01 - Melt the chopped dark chocolate in a heatproof bowl set over simmering water or by microwaving in short intervals. Use a pastry brush or spoon to apply a generous layer of melted chocolate to silicone dome molds (3–3.2 inch diameter). Chill for 10 minutes to set, then repeat for a thicker shell. Refrigerate until fully set, approximately 30 minutes.
02 - Soften gelatin leaves in cold water for 5 minutes or bloom powdered gelatin in 2 tablespoons cold water. In a separate bowl, whisk together chilled mascarpone, powdered sugar, and vanilla until smooth.
03 - Whip the cold cream to soft peaks. Gently fold the whipped cream into the mascarpone mixture. Warm the gelatin until just dissolved and fold it into the mousse base.
04 - Spoon or pipe the mascarpone mousse into the prepared chocolate shells, filling nearly to the top. Smooth the surface for an even finish. Refrigerate domes for at least 3 hours to set completely.
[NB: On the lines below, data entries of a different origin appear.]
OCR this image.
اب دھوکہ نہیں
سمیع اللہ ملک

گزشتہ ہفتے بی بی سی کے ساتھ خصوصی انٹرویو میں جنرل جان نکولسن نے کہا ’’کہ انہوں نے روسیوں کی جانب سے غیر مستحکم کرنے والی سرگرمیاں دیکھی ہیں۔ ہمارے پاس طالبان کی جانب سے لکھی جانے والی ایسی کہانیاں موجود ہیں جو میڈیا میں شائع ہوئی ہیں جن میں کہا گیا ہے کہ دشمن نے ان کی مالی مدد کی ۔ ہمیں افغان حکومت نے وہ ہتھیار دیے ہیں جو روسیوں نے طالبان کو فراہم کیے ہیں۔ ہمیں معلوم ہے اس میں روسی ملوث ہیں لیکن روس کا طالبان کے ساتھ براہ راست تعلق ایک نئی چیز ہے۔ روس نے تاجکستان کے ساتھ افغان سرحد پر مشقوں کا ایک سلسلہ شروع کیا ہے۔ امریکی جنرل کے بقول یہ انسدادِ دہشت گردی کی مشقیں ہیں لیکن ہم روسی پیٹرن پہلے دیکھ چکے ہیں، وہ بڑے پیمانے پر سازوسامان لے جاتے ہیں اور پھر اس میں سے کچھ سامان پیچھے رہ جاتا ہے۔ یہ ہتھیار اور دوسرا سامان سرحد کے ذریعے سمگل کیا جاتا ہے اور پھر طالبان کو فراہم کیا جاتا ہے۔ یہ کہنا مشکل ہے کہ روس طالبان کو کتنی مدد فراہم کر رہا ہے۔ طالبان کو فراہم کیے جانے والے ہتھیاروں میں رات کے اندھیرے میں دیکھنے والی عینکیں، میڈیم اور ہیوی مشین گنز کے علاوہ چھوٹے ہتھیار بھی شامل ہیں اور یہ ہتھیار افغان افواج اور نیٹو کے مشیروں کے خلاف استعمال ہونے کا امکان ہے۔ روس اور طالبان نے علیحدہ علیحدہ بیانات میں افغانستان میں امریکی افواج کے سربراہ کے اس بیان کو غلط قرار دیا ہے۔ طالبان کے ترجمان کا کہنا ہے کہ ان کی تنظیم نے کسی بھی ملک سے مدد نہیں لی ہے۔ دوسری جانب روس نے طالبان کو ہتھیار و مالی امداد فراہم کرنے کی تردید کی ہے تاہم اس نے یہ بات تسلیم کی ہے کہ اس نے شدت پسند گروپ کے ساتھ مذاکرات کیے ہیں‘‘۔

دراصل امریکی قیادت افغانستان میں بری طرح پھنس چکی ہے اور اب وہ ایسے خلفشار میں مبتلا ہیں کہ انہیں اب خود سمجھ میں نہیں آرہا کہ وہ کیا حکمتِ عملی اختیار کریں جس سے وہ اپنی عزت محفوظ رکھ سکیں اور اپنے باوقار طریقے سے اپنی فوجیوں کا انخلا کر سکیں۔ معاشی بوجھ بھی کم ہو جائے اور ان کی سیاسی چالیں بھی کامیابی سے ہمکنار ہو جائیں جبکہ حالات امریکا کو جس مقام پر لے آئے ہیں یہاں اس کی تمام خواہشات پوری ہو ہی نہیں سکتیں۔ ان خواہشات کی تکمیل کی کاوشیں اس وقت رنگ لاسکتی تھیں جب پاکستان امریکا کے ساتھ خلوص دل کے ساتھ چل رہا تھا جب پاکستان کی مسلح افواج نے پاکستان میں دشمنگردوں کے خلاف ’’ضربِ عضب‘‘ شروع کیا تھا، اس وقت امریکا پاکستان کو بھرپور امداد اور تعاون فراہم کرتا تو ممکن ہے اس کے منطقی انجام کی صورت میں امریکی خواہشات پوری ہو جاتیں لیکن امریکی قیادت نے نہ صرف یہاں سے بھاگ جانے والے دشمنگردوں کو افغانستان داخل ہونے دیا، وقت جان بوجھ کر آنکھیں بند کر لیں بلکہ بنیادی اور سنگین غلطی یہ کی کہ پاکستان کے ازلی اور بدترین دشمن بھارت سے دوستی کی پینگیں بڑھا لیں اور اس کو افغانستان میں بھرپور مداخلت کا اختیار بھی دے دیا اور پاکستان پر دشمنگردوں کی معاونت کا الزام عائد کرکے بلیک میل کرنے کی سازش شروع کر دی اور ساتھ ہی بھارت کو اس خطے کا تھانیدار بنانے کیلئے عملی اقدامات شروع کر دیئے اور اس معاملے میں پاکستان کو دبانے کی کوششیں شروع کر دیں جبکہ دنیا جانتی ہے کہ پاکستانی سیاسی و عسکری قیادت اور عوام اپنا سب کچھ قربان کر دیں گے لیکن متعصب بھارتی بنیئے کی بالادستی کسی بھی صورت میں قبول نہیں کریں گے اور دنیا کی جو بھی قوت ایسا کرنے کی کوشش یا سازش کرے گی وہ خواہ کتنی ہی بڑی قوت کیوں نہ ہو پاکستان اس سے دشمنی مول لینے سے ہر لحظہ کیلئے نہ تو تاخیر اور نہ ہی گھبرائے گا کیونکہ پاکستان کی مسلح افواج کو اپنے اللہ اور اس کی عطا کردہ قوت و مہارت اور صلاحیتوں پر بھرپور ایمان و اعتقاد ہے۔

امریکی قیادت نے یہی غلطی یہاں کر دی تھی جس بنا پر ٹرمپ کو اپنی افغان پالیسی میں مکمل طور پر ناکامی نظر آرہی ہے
05 - Carefully unmold the set domes and place them on a wire rack set over a tray for glazing.
06 - Soften gelatin in 3 tablespoons cold water. In a saucepan, combine water, sugar, cream, and sifted cocoa powder. Bring to a simmer while whisking until smooth. Remove from heat and allow to cool slightly to 122°F. Stir in softened gelatin until fully dissolved. Cool glaze to about 90°F for optimal pouring consistency.
07 - Pour chocolate mirror glaze evenly over each dome, letting excess drip off to fully coat. Use a spatula to remove any drips. Transfer domes to serving plates. Decorate with gold leaf, chocolate curls, or fresh berries as desired. Refrigerate domes for at least 30 minutes before serving to set the glaze.